UNE  VOIX  DANS  LA  COULISSE. - Madame la comtesse la Pie.


SCÈNE  IV.

Les précédents, la Pie.

LA  PIE. - (Elle parle très-vite). Pardonnez-moi, Sire, de me présenter si brusquement devant Votre Majesté ; mais l'affaire qui m'amène étant de la plus haute importance, ne pouvait souffrir de retard.

LE  LION. - Je vous écoute, madame.

LA  PIE. - Je vais vous expliquer en peu de mots le motif de mon ambassade : le grand-duc, monseigneur le Rock, ayant appris que vous désiriez une perruque, m'a chargée de vous apporter celle-ci ; il l'a enlevée à un nommé Cassandre, pour le punir d'avoir eu l'audace de lui prendre un de ses œufs.

LE  LION. - Je vous prie, madame, d'exprimer ma sincère reconnaissance à mon cher cousin, et de lui dire que je tâcherai de reconnaître un si grand service.

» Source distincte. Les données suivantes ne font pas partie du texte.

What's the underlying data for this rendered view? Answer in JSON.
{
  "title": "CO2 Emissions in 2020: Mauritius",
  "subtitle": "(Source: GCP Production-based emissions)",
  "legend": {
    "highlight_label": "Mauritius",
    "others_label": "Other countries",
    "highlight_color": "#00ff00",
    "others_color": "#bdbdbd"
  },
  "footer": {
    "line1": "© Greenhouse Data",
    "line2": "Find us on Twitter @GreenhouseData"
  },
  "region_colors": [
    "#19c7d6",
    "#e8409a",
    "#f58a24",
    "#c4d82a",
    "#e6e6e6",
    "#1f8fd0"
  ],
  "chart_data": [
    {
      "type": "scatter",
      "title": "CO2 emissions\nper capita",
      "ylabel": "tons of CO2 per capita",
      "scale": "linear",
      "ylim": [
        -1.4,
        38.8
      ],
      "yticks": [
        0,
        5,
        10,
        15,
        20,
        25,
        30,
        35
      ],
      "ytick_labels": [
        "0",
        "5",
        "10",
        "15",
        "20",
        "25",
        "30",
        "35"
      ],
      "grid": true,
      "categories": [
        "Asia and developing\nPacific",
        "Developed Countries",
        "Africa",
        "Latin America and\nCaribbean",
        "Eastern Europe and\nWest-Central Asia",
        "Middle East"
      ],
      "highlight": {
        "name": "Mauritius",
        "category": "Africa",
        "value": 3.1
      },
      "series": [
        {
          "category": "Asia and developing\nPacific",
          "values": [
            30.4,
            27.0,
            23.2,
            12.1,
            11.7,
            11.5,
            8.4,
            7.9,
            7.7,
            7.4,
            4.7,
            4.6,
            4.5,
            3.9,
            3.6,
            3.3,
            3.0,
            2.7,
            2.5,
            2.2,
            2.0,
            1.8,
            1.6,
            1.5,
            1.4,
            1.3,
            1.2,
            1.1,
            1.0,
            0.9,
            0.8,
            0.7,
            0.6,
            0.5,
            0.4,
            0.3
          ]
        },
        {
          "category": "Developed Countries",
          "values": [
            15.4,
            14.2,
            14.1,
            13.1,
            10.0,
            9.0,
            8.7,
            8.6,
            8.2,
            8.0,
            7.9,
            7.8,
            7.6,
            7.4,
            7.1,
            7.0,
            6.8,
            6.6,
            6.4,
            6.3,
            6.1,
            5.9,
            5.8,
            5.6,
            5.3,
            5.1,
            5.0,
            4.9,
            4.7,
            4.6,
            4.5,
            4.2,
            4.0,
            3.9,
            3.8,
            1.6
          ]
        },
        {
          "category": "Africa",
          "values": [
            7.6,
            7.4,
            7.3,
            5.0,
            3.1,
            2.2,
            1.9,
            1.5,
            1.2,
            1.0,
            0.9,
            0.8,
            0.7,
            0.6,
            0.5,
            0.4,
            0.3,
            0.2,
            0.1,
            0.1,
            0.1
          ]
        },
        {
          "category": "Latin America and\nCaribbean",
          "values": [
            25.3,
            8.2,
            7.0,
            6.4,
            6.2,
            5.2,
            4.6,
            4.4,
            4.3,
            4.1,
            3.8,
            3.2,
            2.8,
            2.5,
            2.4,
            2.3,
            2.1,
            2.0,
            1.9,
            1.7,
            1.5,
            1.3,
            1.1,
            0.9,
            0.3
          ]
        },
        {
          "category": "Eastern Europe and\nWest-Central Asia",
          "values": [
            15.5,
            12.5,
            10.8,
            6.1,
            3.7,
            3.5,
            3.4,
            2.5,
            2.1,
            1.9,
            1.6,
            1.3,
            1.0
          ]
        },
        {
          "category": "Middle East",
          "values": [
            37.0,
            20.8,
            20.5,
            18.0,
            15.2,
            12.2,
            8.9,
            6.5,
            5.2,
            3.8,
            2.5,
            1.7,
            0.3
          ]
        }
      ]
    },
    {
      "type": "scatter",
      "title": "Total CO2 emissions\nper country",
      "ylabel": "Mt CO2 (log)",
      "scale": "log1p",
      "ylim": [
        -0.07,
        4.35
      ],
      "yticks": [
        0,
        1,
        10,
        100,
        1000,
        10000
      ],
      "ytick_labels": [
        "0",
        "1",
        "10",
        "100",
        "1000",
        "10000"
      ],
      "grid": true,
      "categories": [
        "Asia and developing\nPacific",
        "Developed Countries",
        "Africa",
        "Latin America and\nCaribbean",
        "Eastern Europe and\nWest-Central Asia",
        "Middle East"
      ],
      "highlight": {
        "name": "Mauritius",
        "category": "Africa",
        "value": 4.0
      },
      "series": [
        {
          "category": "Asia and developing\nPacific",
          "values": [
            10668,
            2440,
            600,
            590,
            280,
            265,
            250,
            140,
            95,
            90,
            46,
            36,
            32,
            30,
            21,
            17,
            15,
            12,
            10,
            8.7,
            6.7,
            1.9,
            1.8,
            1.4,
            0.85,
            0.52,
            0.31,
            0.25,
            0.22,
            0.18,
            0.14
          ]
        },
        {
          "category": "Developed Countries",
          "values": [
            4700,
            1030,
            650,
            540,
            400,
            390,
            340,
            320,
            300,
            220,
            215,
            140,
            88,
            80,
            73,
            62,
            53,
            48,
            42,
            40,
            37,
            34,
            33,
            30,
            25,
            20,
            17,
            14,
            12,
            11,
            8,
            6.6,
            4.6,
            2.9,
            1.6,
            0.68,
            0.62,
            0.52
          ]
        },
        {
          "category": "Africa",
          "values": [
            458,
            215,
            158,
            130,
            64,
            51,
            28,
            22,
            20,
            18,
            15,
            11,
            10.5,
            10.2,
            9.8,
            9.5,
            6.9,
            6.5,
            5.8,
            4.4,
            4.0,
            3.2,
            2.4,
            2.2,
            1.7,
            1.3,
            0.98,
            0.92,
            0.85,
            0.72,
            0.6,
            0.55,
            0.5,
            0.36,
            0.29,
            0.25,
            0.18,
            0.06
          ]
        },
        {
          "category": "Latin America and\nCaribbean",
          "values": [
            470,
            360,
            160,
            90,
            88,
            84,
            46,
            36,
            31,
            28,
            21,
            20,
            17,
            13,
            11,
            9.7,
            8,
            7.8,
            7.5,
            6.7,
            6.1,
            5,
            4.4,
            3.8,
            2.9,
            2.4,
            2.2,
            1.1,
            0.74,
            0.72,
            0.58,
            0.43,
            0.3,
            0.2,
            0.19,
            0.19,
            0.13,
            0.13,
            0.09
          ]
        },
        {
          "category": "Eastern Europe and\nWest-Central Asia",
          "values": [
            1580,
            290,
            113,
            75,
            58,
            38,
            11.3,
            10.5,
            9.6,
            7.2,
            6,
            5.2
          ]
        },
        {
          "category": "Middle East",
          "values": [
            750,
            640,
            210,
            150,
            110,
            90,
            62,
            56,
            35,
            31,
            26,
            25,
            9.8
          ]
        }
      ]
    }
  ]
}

LA PIE. - Monseigneur le Rock sait que les deux neveux de Cassandre sont en route pour venir demander cette perruque à Votre Majesté, et il désire, pour toute récompense, que vous vengiez sur eux l'outrage que leur oncle lui a fait.

LE  LION. - Il sera obéi.


SCÈNE  V. 

Les précédents, le Singe.


LE  SINGE. - Sire, deux voyageurs qui viennent d'arriver dans votre île, l'un au nord, l'autre au midi, réclament l'honneur de vous être présentés.

LE  LION. - Ce sont sans doute ceux que nous attendons. Faites entrer. (Le Singe sort).


SCÈNE  VI.

Les précédents, Pierrot, Arlequin.


PIERROT. - Sire, je viens...

ARLEQUIN, l'interrompant. - Sire, le sujet qui m'amène...

PIERROT, de même. - Je demande pardon à Votre Majesté...

ARLEQUIN, de même. - Je supplie Votre Majesté de me pardonner...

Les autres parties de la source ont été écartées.